The confusion is caused by the Company’s Act allowing land ownership of foreign companies and the Land Act disallowing this. However the Land Act further states that on and after the commencement of this Act, notwithstanding any other written law to the contrary, this Act shall apply to all land in Mainland Tanzania mid any provisions of any other written law applicable to land which conflict, or are inconsistent with any of the provisions of this Act shall to the extent of that conflict or that inconsistency cease to be applicable to land or any matter connected with land in Mainland Tanzania.

Having read the above, you will note that the Land Act prevails over the Company’s Act and you cannot own land as a foreign company in Tanzania unless you are registered under the Tanzania Investment Act 1997.

Coming to what you call the weirdness of the law. Every country has its policies and the current land policy in Tanzania disallows company’s who come into Tanzania to seize land for speculative purposes. There is nothing weird about this as in if you require land for your project, you can easily approach the Tanzania Investment Centre (TIC) in Dar and get a certificate of incentives processed. There is a process to follow which is quite streamlined. The TIC is known for its efficiency and you should not hesitate to contact them.

Types of work permits

I intend to invest in Tanzania and wish to know how difficult it is to get a immigration permit. What types of permits are there and where does one start? If I want to employ an expatriate, what do I do?
PL, Botswana

There are 3 types of residence permits which anyone intending to reside in Tanzania for business or work or for any other acceptable purpose is issued with.
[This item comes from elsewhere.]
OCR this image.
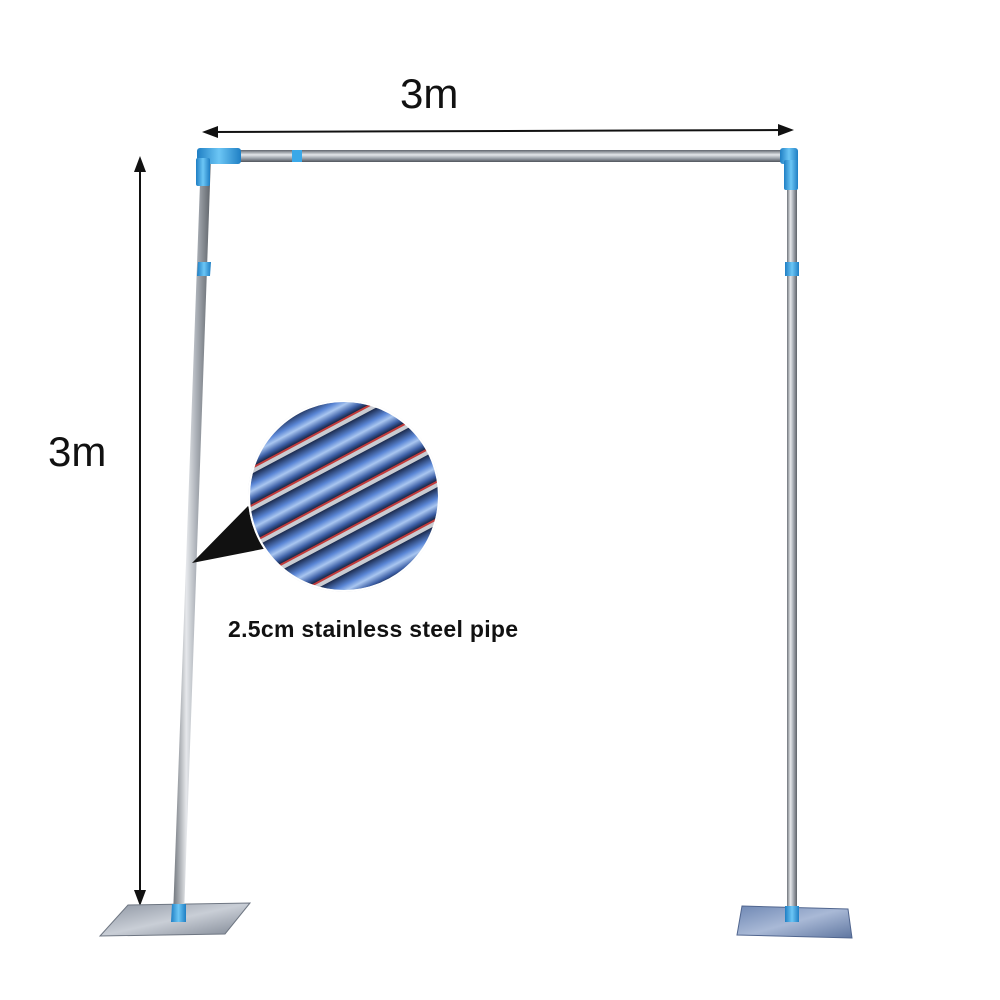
3m
3m
2.5cm stainless steel pipe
These are class A, for self-employed foreigners (investors); class B, for foreigners having secured jobs in Tanzania; and class C, other classes of foreigner such as missionaries, students or volunteers.

The power to issue a residence permit is vested in the Director of Immigration Services and applicants who are not satisfied by the Director’s decision may appeal to the Minister for Home Affairs.

As a prospective investor, you have to apply for a class A permit and will be required to submit amongst other documents certificate from the Tanzania Investment Centre (TIC), covering letter from the applicant, curriculum vitae, educational certificates (if appropriate), company registration, memorandum and articles of association, evidence of business premises, sectoral approval from any relevant ministry if applicable, share certificate and copy of passport pages authenticating nationality and validity of passport.